El 1 de octubre ha sido un día muy triste. Un referéndum suspendido por la justicia no se debía haber celebrado. Por ello, lo lógico hubiera sido que las fuerzas de seguridad hubieran desarrollado una actuación preventiva en cumplimiento de las órdenes judiciales, impidiendo la apertura de los colegios electorales. A su vez, la ciudadanía de Cataluña podía manifestarse o expresar su disconformidad con estas actuaciones de forma pacífica en ejercicio de sus derechos. Sin embargo, la desobediencia pasiva de los mossos lo ha hecho todo mucho más complicado. Hemos visto demasiadas escenas de enfrentamientos y cargas policiales con cientos de heridos que dificultan la gestión del día después. En realidad, eso es lo importante: el día después.

Pese a la crispación generada, resulta urgente la apertura de un proceso de diálogo institucional en las Cortes Generales. Debería haberse producido en 2010, tras la sentencia sobre el Estatut. Sin embargo, en ese momento el Gobierno de España adoptó una actitud pasiva, pensando que el mero paso del tiempo rebajaría el independentismo. A su vez, el Gobierno de Cataluña optó por iniciar la vía unilateral hacia la independencia. Tras el 1-O, ambos han comprobado las consecuencias. El Gobierno estatal ha visto agravarse el conflicto pues la apelación a la legalidad es condición necesaria pero no suficiente. El Gobierno de Cataluña, por su parte, intentará utilizar políticamente las imágenes de represión pero sabe que ningún Estado va a legitimar una declaración unilateral de independencia.

En este contexto, el diálogo no puede esperar, pero ¿diálogo sobre qué?
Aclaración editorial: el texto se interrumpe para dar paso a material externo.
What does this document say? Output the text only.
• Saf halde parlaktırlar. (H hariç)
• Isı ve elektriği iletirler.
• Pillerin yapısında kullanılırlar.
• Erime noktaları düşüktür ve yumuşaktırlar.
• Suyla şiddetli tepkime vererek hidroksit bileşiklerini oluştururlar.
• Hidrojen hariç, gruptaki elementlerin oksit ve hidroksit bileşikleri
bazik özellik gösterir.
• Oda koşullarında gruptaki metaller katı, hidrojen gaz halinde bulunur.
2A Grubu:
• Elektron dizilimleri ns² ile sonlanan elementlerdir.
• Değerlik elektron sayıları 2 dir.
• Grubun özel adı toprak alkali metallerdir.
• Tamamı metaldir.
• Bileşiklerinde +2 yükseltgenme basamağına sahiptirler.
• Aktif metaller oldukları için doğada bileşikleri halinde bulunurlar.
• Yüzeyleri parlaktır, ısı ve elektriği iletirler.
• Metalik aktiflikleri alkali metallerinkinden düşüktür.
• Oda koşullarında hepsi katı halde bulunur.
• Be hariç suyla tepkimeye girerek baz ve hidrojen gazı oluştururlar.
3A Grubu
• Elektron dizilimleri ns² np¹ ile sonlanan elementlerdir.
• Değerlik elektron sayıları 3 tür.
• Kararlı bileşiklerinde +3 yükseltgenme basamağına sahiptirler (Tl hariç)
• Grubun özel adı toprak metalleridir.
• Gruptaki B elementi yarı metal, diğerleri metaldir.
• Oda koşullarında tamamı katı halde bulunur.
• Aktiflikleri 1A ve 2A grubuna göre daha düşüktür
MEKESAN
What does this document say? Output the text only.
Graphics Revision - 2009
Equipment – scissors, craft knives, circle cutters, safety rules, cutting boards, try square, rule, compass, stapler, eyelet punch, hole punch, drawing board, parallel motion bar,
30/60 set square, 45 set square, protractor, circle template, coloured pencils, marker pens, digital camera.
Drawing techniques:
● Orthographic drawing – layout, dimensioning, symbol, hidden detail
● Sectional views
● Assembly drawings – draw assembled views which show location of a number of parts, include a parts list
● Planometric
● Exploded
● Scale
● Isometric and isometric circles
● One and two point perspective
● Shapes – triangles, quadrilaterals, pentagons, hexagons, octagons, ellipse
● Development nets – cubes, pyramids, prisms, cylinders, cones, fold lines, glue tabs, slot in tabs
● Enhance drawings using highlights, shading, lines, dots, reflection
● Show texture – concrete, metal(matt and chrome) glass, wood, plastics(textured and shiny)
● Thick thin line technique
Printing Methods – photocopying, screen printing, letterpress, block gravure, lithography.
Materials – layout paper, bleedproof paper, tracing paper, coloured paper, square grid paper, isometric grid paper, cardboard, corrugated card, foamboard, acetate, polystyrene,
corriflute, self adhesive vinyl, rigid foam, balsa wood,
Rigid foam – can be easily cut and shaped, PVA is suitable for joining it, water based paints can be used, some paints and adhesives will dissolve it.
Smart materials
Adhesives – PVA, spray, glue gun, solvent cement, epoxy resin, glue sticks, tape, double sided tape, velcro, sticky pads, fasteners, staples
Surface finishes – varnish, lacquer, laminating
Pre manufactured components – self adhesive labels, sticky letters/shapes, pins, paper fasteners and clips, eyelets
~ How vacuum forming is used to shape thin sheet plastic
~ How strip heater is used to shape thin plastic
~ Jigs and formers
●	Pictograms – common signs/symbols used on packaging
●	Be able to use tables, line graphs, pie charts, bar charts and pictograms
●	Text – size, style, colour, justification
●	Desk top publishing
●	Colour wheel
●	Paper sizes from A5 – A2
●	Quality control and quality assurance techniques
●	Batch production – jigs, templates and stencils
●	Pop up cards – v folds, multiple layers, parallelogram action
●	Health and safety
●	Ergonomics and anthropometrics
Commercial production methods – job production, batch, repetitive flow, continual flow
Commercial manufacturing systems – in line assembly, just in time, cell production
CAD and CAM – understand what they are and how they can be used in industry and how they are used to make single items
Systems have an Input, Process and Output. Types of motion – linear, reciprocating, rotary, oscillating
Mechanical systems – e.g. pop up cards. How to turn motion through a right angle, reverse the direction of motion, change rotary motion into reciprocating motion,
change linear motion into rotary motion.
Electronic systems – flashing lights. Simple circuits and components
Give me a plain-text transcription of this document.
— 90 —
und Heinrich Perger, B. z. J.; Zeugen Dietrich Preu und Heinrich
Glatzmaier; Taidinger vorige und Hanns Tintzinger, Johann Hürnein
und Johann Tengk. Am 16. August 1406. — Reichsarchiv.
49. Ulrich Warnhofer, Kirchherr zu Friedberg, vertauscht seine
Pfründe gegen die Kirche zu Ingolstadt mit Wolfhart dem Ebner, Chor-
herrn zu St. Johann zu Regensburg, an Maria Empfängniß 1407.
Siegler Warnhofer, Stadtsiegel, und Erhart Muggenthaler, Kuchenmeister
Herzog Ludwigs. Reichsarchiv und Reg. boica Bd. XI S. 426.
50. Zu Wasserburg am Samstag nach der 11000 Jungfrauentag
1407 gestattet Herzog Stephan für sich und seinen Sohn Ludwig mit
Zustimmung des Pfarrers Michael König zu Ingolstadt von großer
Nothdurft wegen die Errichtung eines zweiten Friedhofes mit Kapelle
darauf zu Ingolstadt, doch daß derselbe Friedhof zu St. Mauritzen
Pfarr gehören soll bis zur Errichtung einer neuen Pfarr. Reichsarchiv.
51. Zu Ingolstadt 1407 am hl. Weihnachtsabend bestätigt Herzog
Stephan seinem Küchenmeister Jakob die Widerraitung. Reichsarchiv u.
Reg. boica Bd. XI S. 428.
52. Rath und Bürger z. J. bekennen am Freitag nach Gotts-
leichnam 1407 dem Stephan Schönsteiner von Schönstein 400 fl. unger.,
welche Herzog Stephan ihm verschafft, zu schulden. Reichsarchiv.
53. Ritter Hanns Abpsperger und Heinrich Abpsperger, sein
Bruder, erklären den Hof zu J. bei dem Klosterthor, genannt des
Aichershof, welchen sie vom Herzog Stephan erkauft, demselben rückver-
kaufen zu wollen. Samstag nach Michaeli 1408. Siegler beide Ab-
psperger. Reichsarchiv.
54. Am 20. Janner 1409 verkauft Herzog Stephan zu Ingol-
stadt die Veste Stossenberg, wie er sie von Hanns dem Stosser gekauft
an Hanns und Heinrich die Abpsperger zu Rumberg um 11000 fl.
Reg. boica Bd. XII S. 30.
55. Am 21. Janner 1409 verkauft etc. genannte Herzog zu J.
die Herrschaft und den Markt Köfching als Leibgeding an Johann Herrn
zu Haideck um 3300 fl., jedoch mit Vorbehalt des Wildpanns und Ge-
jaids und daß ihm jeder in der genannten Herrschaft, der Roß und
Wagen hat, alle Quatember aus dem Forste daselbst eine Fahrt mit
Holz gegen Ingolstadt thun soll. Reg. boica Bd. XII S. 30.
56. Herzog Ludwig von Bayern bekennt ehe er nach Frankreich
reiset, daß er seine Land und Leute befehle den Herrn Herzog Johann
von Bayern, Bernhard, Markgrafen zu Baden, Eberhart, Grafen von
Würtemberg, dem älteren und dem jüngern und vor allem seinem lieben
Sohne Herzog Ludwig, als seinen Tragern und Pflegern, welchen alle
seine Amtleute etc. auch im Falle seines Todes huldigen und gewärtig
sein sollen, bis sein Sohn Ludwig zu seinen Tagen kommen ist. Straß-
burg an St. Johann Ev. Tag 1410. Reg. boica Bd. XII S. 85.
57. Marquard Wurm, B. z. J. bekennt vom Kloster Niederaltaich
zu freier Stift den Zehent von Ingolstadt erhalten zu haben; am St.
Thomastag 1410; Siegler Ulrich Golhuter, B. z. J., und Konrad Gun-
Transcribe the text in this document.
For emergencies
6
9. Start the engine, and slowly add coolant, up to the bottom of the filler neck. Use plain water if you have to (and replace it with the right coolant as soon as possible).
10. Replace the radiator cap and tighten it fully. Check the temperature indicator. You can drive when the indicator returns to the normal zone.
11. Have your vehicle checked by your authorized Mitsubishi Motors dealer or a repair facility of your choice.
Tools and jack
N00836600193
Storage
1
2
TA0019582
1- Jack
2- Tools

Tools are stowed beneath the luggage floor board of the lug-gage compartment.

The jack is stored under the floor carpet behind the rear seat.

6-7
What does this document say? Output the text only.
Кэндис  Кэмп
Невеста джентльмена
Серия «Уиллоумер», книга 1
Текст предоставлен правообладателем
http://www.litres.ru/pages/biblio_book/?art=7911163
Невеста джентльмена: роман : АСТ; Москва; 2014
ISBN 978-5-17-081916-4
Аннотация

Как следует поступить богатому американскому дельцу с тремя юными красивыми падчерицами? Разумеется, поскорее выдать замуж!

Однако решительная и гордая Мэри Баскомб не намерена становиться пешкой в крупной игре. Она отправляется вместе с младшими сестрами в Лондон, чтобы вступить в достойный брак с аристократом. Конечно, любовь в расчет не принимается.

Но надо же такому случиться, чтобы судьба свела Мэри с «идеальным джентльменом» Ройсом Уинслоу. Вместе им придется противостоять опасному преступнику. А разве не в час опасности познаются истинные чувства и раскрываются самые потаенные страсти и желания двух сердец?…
A mi juicio, sobre el modelo territorial y el encaje de Cataluña con dos límites: no resulta posible mantener el status quo y el referéndum de independencia no puede ser la primera opción, al menos sin intentar otras menos traumáticas.

En concreto, debe buscarse el acuerdo sobre una reforma de la Constitución en la que se garanticen las competencias autonómicas, se introduzcan instrumentos y foros que favorezcan la integración y se prevea un modelo de financiación autonómica con participación de los territorios en su concreción. En cualquier caso, esas reformas serán estériles si no sirven para abordar la crisis de Cataluña. En este sentido, debería plantearse una propuesta de reformas para Cataluña en tres ámbitos. En primer lugar, el reconocimiento constitucional de la singularidad, cuando haya razones objetivas que lo justifiquen. En segundo lugar, la incorporación a la Constitución de los contenidos desactivados en la sentencia sobre el Estatut. En tercer lugar, la remisión a los Estatutos de las cuestiones simbólicas vinculadas a la identidad, que no inciden en los restantes territorios.

De este proceso debería resultar una reforma constitucional y estatutaria en Cataluña, sometidas ambas a referéndum. Sólo ante el fracaso de estas reformas habría que plantear la traumática e irreversible cuestión del referéndum de independencia.